The federal securities watchdog said the orthopedics giant broke the Foreign Corrupt Practices Act by failing to institute the required fail-safes in its book-keeping procedures for its businesses in India, China and Kuwait.
The Kalamazoo, Mich.-based company agreed in 2013 to pay $13.2 million to settle FCPA charges that its subsidiaries in Argentina, Greece, Mexico, Poland, and Romania made some $2 million in illicit payments “that were incorrectly described as legitimate expenses in the company’s books and records,” the SEC said at the time, resulting in $7.5 million in illicit profits.
Today the SEC said Stryker agreed to settle the latest charges with a $7.8 million fine after the agency found that Stryker’s internal accounting controls “were not sufficient to detect the risk of improper payments” in India, China and Kuwait and that the company’s India business “failed to maintain complete and accurate books and records.”

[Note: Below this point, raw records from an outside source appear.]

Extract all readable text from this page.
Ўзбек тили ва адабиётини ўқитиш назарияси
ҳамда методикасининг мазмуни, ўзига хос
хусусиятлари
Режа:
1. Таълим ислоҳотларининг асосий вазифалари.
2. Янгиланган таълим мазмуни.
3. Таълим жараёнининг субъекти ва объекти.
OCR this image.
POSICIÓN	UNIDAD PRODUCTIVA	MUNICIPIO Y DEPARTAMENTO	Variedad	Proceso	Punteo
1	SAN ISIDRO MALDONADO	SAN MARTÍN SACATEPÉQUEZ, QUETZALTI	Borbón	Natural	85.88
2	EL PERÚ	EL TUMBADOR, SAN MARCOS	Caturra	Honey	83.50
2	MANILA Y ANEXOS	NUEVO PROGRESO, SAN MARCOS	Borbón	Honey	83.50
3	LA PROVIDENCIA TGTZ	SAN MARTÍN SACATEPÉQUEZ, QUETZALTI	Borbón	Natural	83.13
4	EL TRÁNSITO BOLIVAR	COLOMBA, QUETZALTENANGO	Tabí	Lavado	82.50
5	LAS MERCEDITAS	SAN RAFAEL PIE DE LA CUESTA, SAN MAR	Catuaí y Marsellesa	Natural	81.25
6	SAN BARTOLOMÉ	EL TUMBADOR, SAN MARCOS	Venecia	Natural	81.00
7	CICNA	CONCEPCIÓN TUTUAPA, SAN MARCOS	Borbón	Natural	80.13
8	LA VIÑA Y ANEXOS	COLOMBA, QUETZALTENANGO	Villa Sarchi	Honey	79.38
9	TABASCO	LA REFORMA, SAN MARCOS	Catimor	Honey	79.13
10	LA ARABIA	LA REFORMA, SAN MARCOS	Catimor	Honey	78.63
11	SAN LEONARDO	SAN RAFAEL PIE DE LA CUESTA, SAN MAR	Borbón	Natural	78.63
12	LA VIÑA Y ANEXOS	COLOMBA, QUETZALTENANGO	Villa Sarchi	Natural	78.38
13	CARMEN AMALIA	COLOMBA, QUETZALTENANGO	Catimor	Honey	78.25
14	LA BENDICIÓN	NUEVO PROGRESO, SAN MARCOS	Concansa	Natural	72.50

“Stryker’s failures to implement sufficient internal accounting controls and keep accurate books and records are unacceptable, especially as this is not the first time the company has been charged for these types of violations,” Marc Berger, director of the SEC’s New York office, said in prepared remarks. “The penalty ordered along with the imposition of a compliance consultant are appropriate and necessary.”
The settlement requires Stryker to hire an independent compliance consultant to review and evaluate its internal controls, record-keeping, and anti-corruption policies and procedures, the SEC said.